After upgrading Cloudera to 6.1 

org.apache.solr.hadoop.HdfsFindTool

seems to be no longer available in the 

search-mr-job.jar

 

hadoop jar /opt/cloudera/parcels/CDH-6.1.1-1.cdh6.1.1.p0.875250/lib/solr/contrib/mr/search-mr-job.jar org.apache.solr.hadoop.HdfsFindTool
WARNING: Use "yarn jar" to launch YARN applications.
Exception in thread "main" java.lang.ClassNotFoundException: org.apache.solr.hadoop.HdfsFindTool
	at java.net.URLClassLoader.findClass(URLClassLoader.java:382)
	at java.lang.ClassLoader.loadClass(ClassLoader.java:424)
	at java.lang.ClassLoader.loadClass(ClassLoader.java:357)
	at java.lang.Class.forName0(Native Method)
	at java.lang.Class.forName(Class.java:348)
	at org.apache.hadoop.util.RunJar.run(RunJar.java:306)
	at org.apache.hadoop.util.RunJar.main(RunJar.java:227)

 

are there any alternatives? Is there a way to run older version together with the 6.1 and newer stack? is this class contained in any other libraries?

 

Posts: 1,903
Kudos: 435
Solutions: 305
Registered: ‎07-31-2013

Re: org.apache.solr.hadoop.HdfsFindTool not available in Cloudera 6.1

The search-based HDFS find tool has been removed and is superseded in C6 by the native "hdfs dfs -find" command, documented here: https://hadoop.apache.org/docs/r3.1.2/hadoop-project-dist/hadoop-common/FileSystemShell.html#find
New Contributor
Posts: 3
Registered: ‎03-13-2019

Re: org.apache.solr.hadoop.HdfsFindTool not available in Cloudera 6.1

The problem is, find doesn't seem to take the parameters that old tool, or OS level find accepts - and I cannot find documentation of viable expressions and its syntax:

 

hdfs dfs -find /example/path -mtime +14
find: Unexpected argument: -mtime
New Contributor
Posts: 3
Registered: ‎03-13-2019

Re: org.apache.solr.hadoop.HdfsFindTool not available in Cloudera 6.1

So - if I am correct, native hdfs find accepts only two expressions:

 

The following primary expressions are recognised:

-name pattern
-iname pattern

Evaluates as true if the basename of the file matches the pattern using standard file system globbing.

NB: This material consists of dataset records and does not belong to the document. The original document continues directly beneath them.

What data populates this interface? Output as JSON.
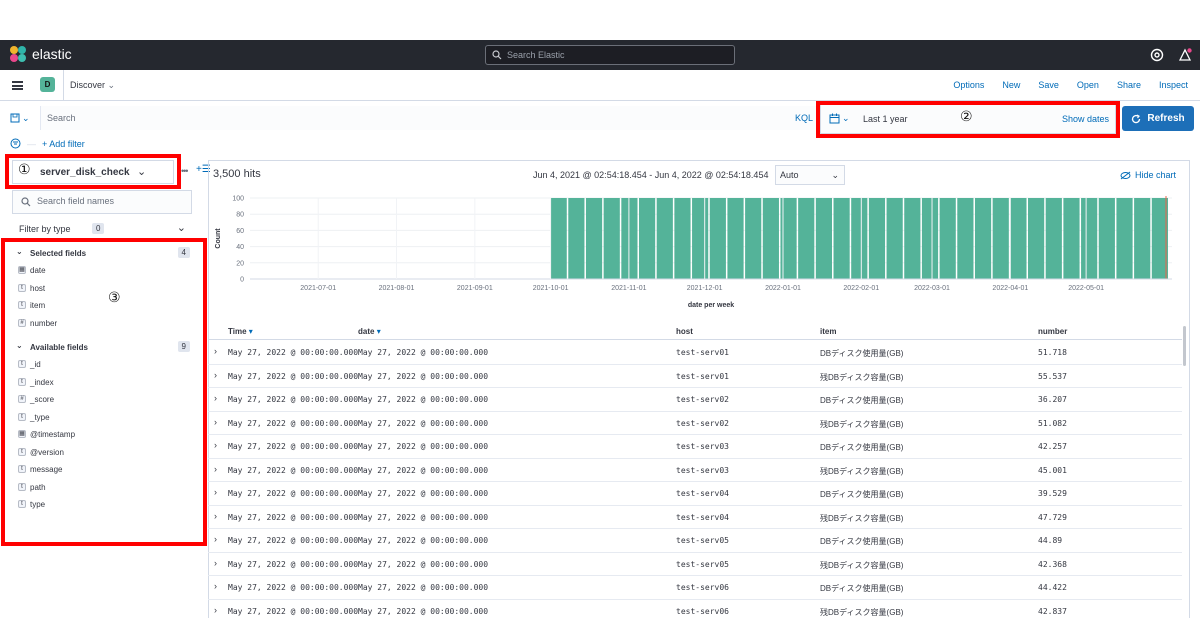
{
  "topbar": {
    "brand": "elastic",
    "search_placeholder": "Search Elastic",
    "logo_colors": [
      "#f0b42d",
      "#2fb4a9",
      "#e9478b",
      "#3ebeb0"
    ]
  },
  "navbar": {
    "space_initial": "D",
    "space_color": "#54b399",
    "breadcrumb": "Discover",
    "links": [
      "Options",
      "New",
      "Save",
      "Open",
      "Share",
      "Inspect"
    ]
  },
  "query": {
    "placeholder": "Search",
    "language": "KQL",
    "date_range": "Last 1 year",
    "show_dates": "Show dates",
    "refresh_label": "Refresh",
    "add_filter": "+ Add filter"
  },
  "sidebar": {
    "index_pattern": "server_disk_check",
    "field_search_placeholder": "Search field names",
    "filter_by_type": "Filter by type",
    "filter_by_type_count": "0",
    "selected_title": "Selected fields",
    "selected_count": "4",
    "selected_fields": [
      {
        "name": "date",
        "type": "date"
      },
      {
        "name": "host",
        "type": "string"
      },
      {
        "name": "item",
        "type": "string"
      },
      {
        "name": "number",
        "type": "number"
      }
    ],
    "available_title": "Available fields",
    "available_count": "9",
    "available_fields": [
      {
        "name": "_id",
        "type": "string"
      },
      {
        "name": "_index",
        "type": "string"
      },
      {
        "name": "_score",
        "type": "number"
      },
      {
        "name": "_type",
        "type": "string"
      },
      {
        "name": "@timestamp",
        "type": "date"
      },
      {
        "name": "@version",
        "type": "string"
      },
      {
        "name": "message",
        "type": "string"
      },
      {
        "name": "path",
        "type": "string"
      },
      {
        "name": "type",
        "type": "string"
      }
    ]
  },
  "annotations": {
    "one": "①",
    "two": "②",
    "three": "③",
    "color": "#ff0000"
  },
  "main": {
    "hits": "3,500 hits",
    "time_range": "Jun 4, 2021 @ 02:54:18.454 - Jun 4, 2022 @ 02:54:18.454",
    "interval": "Auto",
    "hide_chart": "Hide chart"
  },
  "chart_data": {
    "type": "bar",
    "ylabel": "Count",
    "xlabel": "date per week",
    "ylim": [
      0,
      100
    ],
    "y_ticks": [
      0,
      20,
      40,
      60,
      80,
      100
    ],
    "x_tick_labels": [
      "2021-07-01",
      "2021-08-01",
      "2021-09-01",
      "2021-10-01",
      "2021-11-01",
      "2021-12-01",
      "2022-01-01",
      "2022-02-01",
      "2022-03-01",
      "2022-04-01",
      "2022-05-01"
    ],
    "bar_color": "#54b399",
    "now_marker_color": "#e7664c",
    "bars": {
      "weeks": 35,
      "value_per_week": 100,
      "first_week": "2021-10-01",
      "last_week": "2022-05-27"
    }
  },
  "table": {
    "columns": [
      "Time",
      "date",
      "host",
      "item",
      "number"
    ],
    "rows": [
      {
        "time": "May 27, 2022 @ 00:00:00.000",
        "date": "May 27, 2022 @ 00:00:00.000",
        "host": "test-serv01",
        "item": "DBディスク使用量(GB)",
        "number": "51.718"
      },
      {
        "time": "May 27, 2022 @ 00:00:00.000",
        "date": "May 27, 2022 @ 00:00:00.000",
        "host": "test-serv01",
        "item": "残DBディスク容量(GB)",
        "number": "55.537"
      },
      {
        "time": "May 27, 2022 @ 00:00:00.000",
        "date": "May 27, 2022 @ 00:00:00.000",
        "host": "test-serv02",
        "item": "DBディスク使用量(GB)",
        "number": "36.207"
      },
      {
        "time": "May 27, 2022 @ 00:00:00.000",
        "date": "May 27, 2022 @ 00:00:00.000",
        "host": "test-serv02",
        "item": "残DBディスク容量(GB)",
        "number": "51.082"
      },
      {
        "time": "May 27, 2022 @ 00:00:00.000",
        "date": "May 27, 2022 @ 00:00:00.000",
        "host": "test-serv03",
        "item": "DBディスク使用量(GB)",
        "number": "42.257"
      },
      {
        "time": "May 27, 2022 @ 00:00:00.000",
        "date": "May 27, 2022 @ 00:00:00.000",
        "host": "test-serv03",
        "item": "残DBディスク容量(GB)",
        "number": "45.001"
      },
      {
        "time": "May 27, 2022 @ 00:00:00.000",
        "date": "May 27, 2022 @ 00:00:00.000",
        "host": "test-serv04",
        "item": "DBディスク使用量(GB)",
        "number": "39.529"
      },
      {
        "time": "May 27, 2022 @ 00:00:00.000",
        "date": "May 27, 2022 @ 00:00:00.000",
        "host": "test-serv04",
        "item": "残DBディスク容量(GB)",
        "number": "47.729"
      },
      {
        "time": "May 27, 2022 @ 00:00:00.000",
        "date": "May 27, 2022 @ 00:00:00.000",
        "host": "test-serv05",
        "item": "DBディスク使用量(GB)",
        "number": "44.89"
      },
      {
        "time": "May 27, 2022 @ 00:00:00.000",
        "date": "May 27, 2022 @ 00:00:00.000",
        "host": "test-serv05",
        "item": "残DBディスク容量(GB)",
        "number": "42.368"
      },
      {
        "time": "May 27, 2022 @ 00:00:00.000",
        "date": "May 27, 2022 @ 00:00:00.000",
        "host": "test-serv06",
        "item": "DBディスク使用量(GB)",
        "number": "44.422"
      },
      {
        "time": "May 27, 2022 @ 00:00:00.000",
        "date": "May 27, 2022 @ 00:00:00.000",
        "host": "test-serv06",
        "item": "残DBディスク容量(GB)",
        "number": "42.837"
      }
    ]
  }
}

If -iname is used then the match is case insensitive.

-print
-print0

Always evaluates to true. Causes the current pathname to be written to standard output. If the -print0 expression is used then an ASCII NULL character is appended.

Which makes it useless for searching files-older-then - which was main use case for the HdfsFindTool. Is there any chance of the HdfsFindTool being brought back? Or any workaround for how to make it work with newer cloudera?